Parts of the country are, in the meantime, facing a possible grave humanitarian crisis due to mass displacement and destruction of shops, houses and harvests, coupled with the existing hardships of poverty, drought and unemployment. The International Organization for Migration (IOM) estimated that more than 300,000 Afghans were internally displaced in the “recent intensification of the conflict.” The number of conflict-displaced persons arriving in the capital has swelled. The United Nations Office for the Coordination of Humanitarian Affairs (UNOCHA) reported on 13 August that they had dispersed aid to 13,500 verified IDPs who had arrived in the last six weeks. The number of hidden IDPs, who are staying with family members and other host families, will be much higher.

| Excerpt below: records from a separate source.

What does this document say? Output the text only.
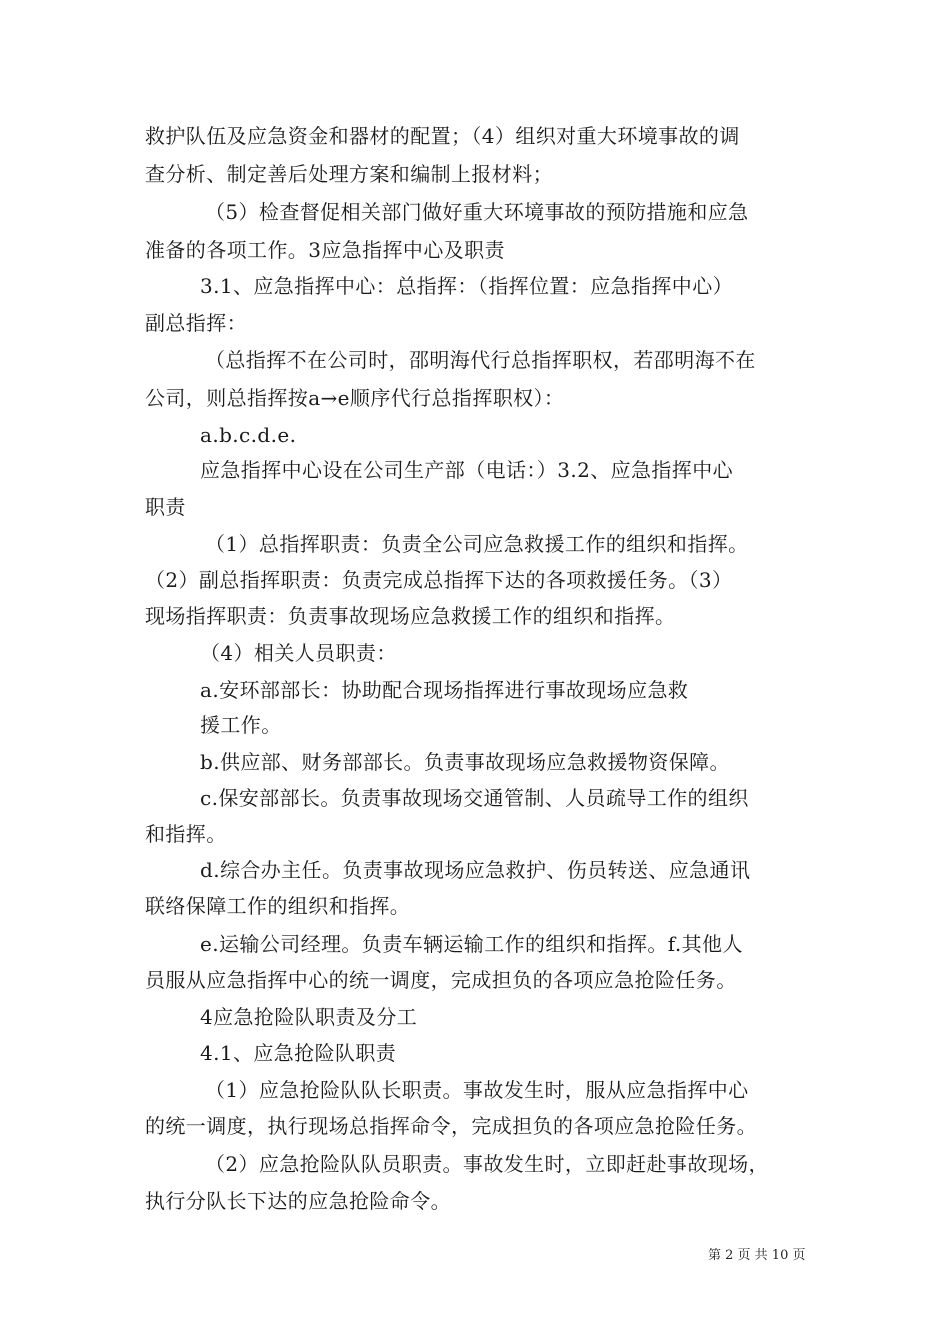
救护队伍及应急资金和器材的配置；（4）组织对重大环境事故的调
查分析、制定善后处理方案和编制上报材料；
（5）检查督促相关部门做好重大环境事故的预防措施和应急
准备的各项工作。3应急指挥中心及职责
3.1、应急指挥中心：总指挥：（指挥位置：应急指挥中心）
副总指挥：
（总指挥不在公司时，邵明海代行总指挥职权，若邵明海不在
公司，则总指挥按a→e顺序代行总指挥职权）：
a.b.c.d.e.
应急指挥中心设在公司生产部（电话：）3.2、应急指挥中心
职责
（1）总指挥职责：负责全公司应急救援工作的组织和指挥。
（2）副总指挥职责：负责完成总指挥下达的各项救援任务。（3）
现场指挥职责：负责事故现场应急救援工作的组织和指挥。
（4）相关人员职责：
a.安环部部长：协助配合现场指挥进行事故现场应急救
援工作。
b.供应部、财务部部长。负责事故现场应急救援物资保障。
c.保安部部长。负责事故现场交通管制、人员疏导工作的组织
和指挥。
d.综合办主任。负责事故现场应急救护、伤员转送、应急通讯
联络保障工作的组织和指挥。
e.运输公司经理。负责车辆运输工作的组织和指挥。f.其他人
员服从应急指挥中心的统一调度，完成担负的各项应急抢险任务。
4应急抢险队职责及分工
4.1、应急抢险队职责
（1）应急抢险队队长职责。事故发生时，服从应急指挥中心
的统一调度，执行现场总指挥命令，完成担负的各项应急抢险任务。
（2）应急抢险队队员职责。事故发生时，立即赶赴事故现场，
执行分队长下达的应急抢险命令。
第 2 页 共 10 页
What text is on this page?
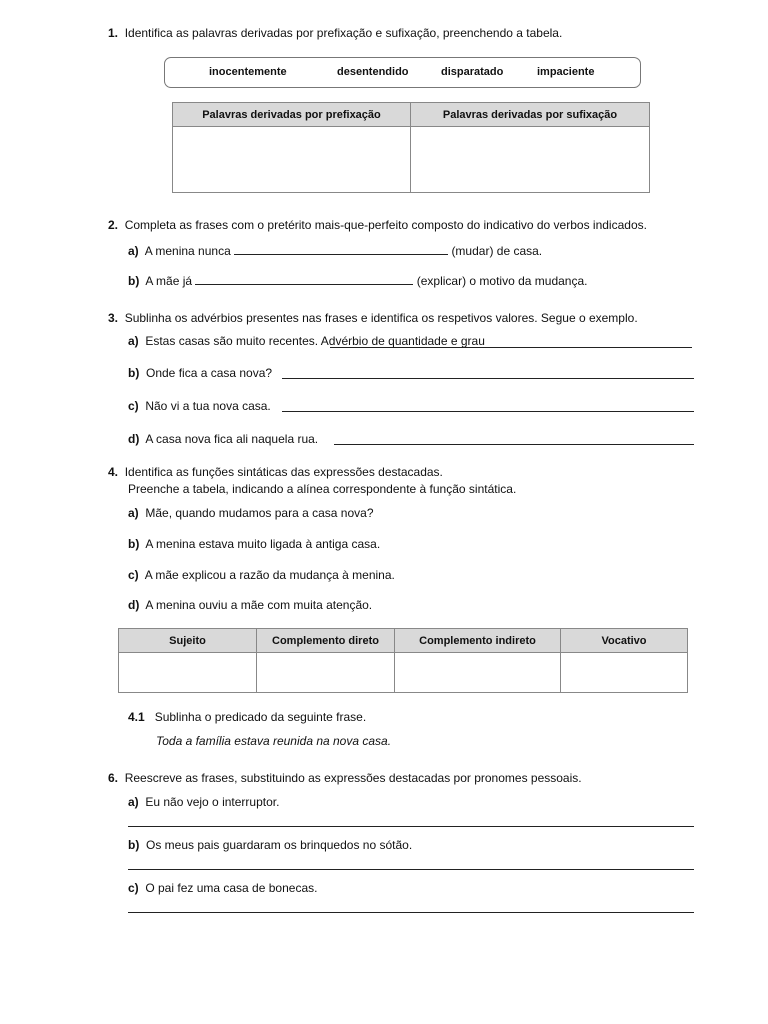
1. Identifica as palavras derivadas por prefixação e sufixação, preenchendo a tabela.
inocentemente	desentendido	disparatado	impaciente
Palavras derivadas por prefixação	Palavras derivadas por sufixação

2. Completa as frases com o pretérito mais-que-perfeito composto do indicativo do verbos indicados.
a) A menina nunca	(mudar) de casa.
b) A mãe já	(explicar) o motivo da mudança.
3. Sublinha os advérbios presentes nas frases e identifica os respetivos valores. Segue o exemplo.
a) Estas casas são muito recentes. Advérbio de quantidade e grau
b) Onde fica a casa nova?
c) Não vi a tua nova casa.
d) A casa nova fica ali naquela rua.
4. Identifica as funções sintáticas das expressões destacadas.
Preenche a tabela, indicando a alínea correspondente à função sintática.
a) Mãe, quando mudamos para a casa nova?
b) A menina estava muito ligada à antiga casa.
c) A mãe explicou a razão da mudança à menina.
d) A menina ouviu a mãe com muita atenção.
Sujeito	Complemento direto	Complemento indireto	Vocativo

4.1 Sublinha o predicado da seguinte frase.
Toda a família estava reunida na nova casa.
6. Reescreve as frases, substituindo as expressões destacadas por pronomes pessoais.
a) Eu não vejo o interruptor.
b) Os meus pais guardaram os brinquedos no sótão.
c) O pai fez uma casa de bonecas.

The influx of conflict-displaced Afghans into a city already facing the potential crumbling of services threatens to overburden a public health system already taxed by the Covid-19 pandemic and raises concerns about food security. It could also increase tensions between Kabul residents and the conflict-displaced new arrivals, as anxieties about the future increase, amidst increased unemployment, high prices and a possible hike in covid cases and other infectious diseases.
Internally displaced families sitting it in the courtyard of the Wazir Akbar Khan mosque in Kabul. Photo: Wakil Kohsar/AFP, 13 August 2021.
The main immediate question is what the government will do. It is clearly not in a position to address the problems it is facing. There has been strong pressure on President Ghani to step down to at least the spectre of urban warfare in a heavily-populated capital. This option of resignation was initially met with his outright refusal, followed by an unrealistic ‘offer’ to the Taleban of a possible power share.
But there are indications that things may be shifting. Earlier today (14 August), Ghani addressed the nation. There had been a flurry of social media posts speculating that he would announce his resignation throughout the morning. Instead, the short pre-recorded message was a vague commitment to remobilise the forces, conduct wide consultations, and work to end further violence. The text seemed designed to hedge all possible outcomes but, between the lines, it was an implicit acknowledgement that the fight was over. President Ghani has now appointed a new negotiation team, but it seems likely that many of these overt moves (including a bizarre visit to Bala Hissar this afternoon, possibly to prove that he is still in the country) are meant as a time-winning cover for a behind-the-scenes search for a swift transition that is accompanied by as little chaos as possible.